En dépit de cette nouvelle renommée , beaucoup de choses à Antica Cantina Sepe sont restées les mêmes, ce que Francesco tient à souligner. Le magasin ressemble encore beaucoup à ce qu’il était il ya dix ans, avec son intérieur en bois rustique, ses grandes cuves à vin en métal, son petit bar et son comptoir. Le verre de vin le moins cher de Francesco coûte tout de même 1,50 €, soit autant, soit aussi peu qu’il ya trois ans, pour que tout le monde puisse venir boire un verre, et il tire toujours tous ses vins en vrac de petits agriculteurs triés sur le volet autour du Mont Vésuve. Bien sûr, il y a quelques peintures lumineuses d'un peintre napolitain et des graffitis colorés griffonnés par des artistes de rue iraniens, lettons et locaux qui se sont joints à AperiSepe – mais ils confèrent à la boutique davantage une touche anarchique qu'une touche haut de gamme et lui permettent de se fondre parfaitement avec ses environs colorés.

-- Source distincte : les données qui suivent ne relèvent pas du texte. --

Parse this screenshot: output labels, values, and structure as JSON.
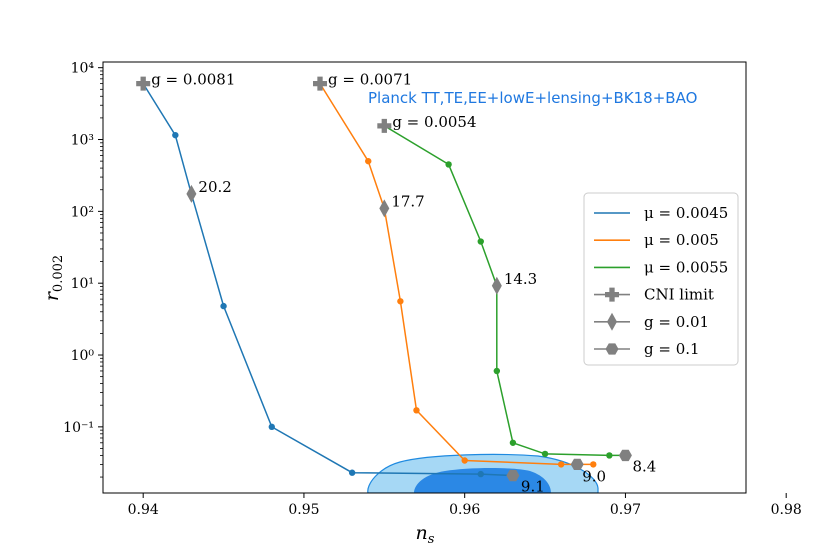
{
  "chart_data": {
    "type": "line",
    "xlabel": "n_s",
    "ylabel": "r_0.002",
    "xlim": [
      0.9375,
      0.9775
    ],
    "ylim": [
      0.012,
      12000
    ],
    "yscale": "log",
    "xticks": [
      0.94,
      0.95,
      0.96,
      0.97,
      0.98
    ],
    "xtick_labels": [
      "0.94",
      "0.95",
      "0.96",
      "0.97",
      "0.98"
    ],
    "yticks": [
      0.1,
      1,
      10,
      100,
      1000,
      10000
    ],
    "ytick_labels": [
      "10⁻¹",
      "10⁰",
      "10¹",
      "10²",
      "10³",
      "10⁴"
    ],
    "grid": false,
    "legend_position": "center-right",
    "annotation": "Planck TT,TE,EE+lowE+lensing+BK18+BAO",
    "series": [
      {
        "name": "μ = 0.0045",
        "color": "#1f77b4",
        "x": [
          0.94,
          0.942,
          0.943,
          0.945,
          0.948,
          0.953,
          0.961,
          0.963
        ],
        "y": [
          6000,
          1150,
          175,
          4.8,
          0.1,
          0.023,
          0.022,
          0.021
        ]
      },
      {
        "name": "μ = 0.005",
        "color": "#ff7f0e",
        "x": [
          0.951,
          0.954,
          0.955,
          0.956,
          0.957,
          0.96,
          0.966,
          0.967,
          0.968
        ],
        "y": [
          6000,
          500,
          110,
          5.6,
          0.17,
          0.034,
          0.03,
          0.03,
          0.03
        ]
      },
      {
        "name": "μ = 0.0055",
        "color": "#2ca02c",
        "x": [
          0.955,
          0.959,
          0.961,
          0.962,
          0.962,
          0.963,
          0.965,
          0.969,
          0.97
        ],
        "y": [
          1550,
          450,
          38,
          9.2,
          0.6,
          0.06,
          0.042,
          0.04,
          0.04
        ]
      }
    ],
    "markers": {
      "cni_limit": {
        "legend": "CNI limit",
        "points": [
          {
            "x": 0.94,
            "y": 6000,
            "label": "g = 0.0081"
          },
          {
            "x": 0.951,
            "y": 6000,
            "label": "g = 0.0071"
          },
          {
            "x": 0.955,
            "y": 1550,
            "label": "g = 0.0054"
          }
        ]
      },
      "g001": {
        "legend": "g = 0.01",
        "points": [
          {
            "x": 0.943,
            "y": 175,
            "label": "20.2"
          },
          {
            "x": 0.955,
            "y": 110,
            "label": "17.7"
          },
          {
            "x": 0.962,
            "y": 9.2,
            "label": "14.3"
          }
        ]
      },
      "g01": {
        "legend": "g = 0.1",
        "points": [
          {
            "x": 0.963,
            "y": 0.021,
            "label": "9.1"
          },
          {
            "x": 0.967,
            "y": 0.03,
            "label": "9.0"
          },
          {
            "x": 0.97,
            "y": 0.04,
            "label": "8.4"
          }
        ]
      }
    },
    "contours": {
      "outer_color": "#a6d8f5",
      "inner_color": "#2b88e5"
    }
  }
}
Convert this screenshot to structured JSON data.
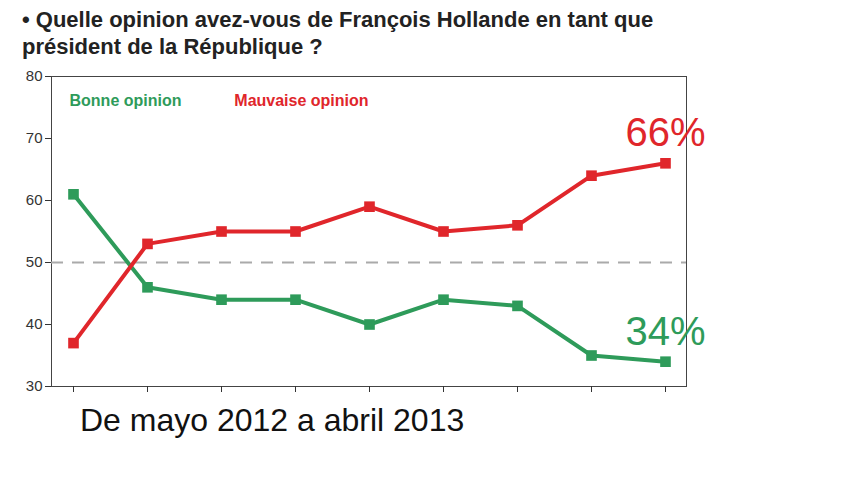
{
  "chart_data": {
    "type": "line",
    "title": "• Quelle opinion avez-vous de François Hollande en tant que président de la République ?",
    "xlabel": "De mayo 2012 a abril 2013",
    "categories": [
      null,
      null,
      null,
      null,
      null,
      null,
      null,
      null,
      null
    ],
    "series": [
      {
        "name": "Bonne opinion",
        "color": "#2e9b5a",
        "marker": "square",
        "values": [
          61,
          46,
          44,
          44,
          40,
          44,
          43,
          35,
          34
        ],
        "value_labels": [
          null,
          null,
          null,
          null,
          null,
          null,
          null,
          null,
          "34%"
        ]
      },
      {
        "name": "Mauvaise opinion",
        "color": "#e0262b",
        "marker": "square",
        "values": [
          37,
          53,
          55,
          55,
          59,
          55,
          56,
          64,
          66
        ],
        "value_labels": [
          null,
          null,
          null,
          null,
          null,
          null,
          null,
          null,
          "66%"
        ]
      }
    ],
    "threshold": 50,
    "ylim": [
      30,
      80
    ],
    "yticks": [
      30,
      40,
      50,
      60,
      70,
      80
    ],
    "legend": "top-left",
    "grid": false
  }
}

Pour s’assurer que Cantina Sepe reste un quartier à ne pas devenir une destination nocturne animée, Francesco refuse de faire plus d’un apéritif par semaine, bien que beaucoup de gens l’aient demandé et suggéré. «L'argent n'est pas très important pour moi, je suis plus soucieux d'avoir des gens sympas autour de moi, de travailler dans une bonne ambiance et de donner quelque chose à ma communauté», dit-il, et venant de lui, cela semble convaincant. Il a récemment acheté une maison sur la Piazza Miracoli à Sanità, à cinq minutes en montée du magasin, la même place où il est né.
C’est peut-être ce qui le distingue de Diego Maradona, le saint patron de la ville. Ce dernier a quitté Naples en 1992 après un scandale de drogue et devrait encore au gouvernement italien plus de 30 millions d'euros d'impôts. Cependant, Francesco est là pour rester.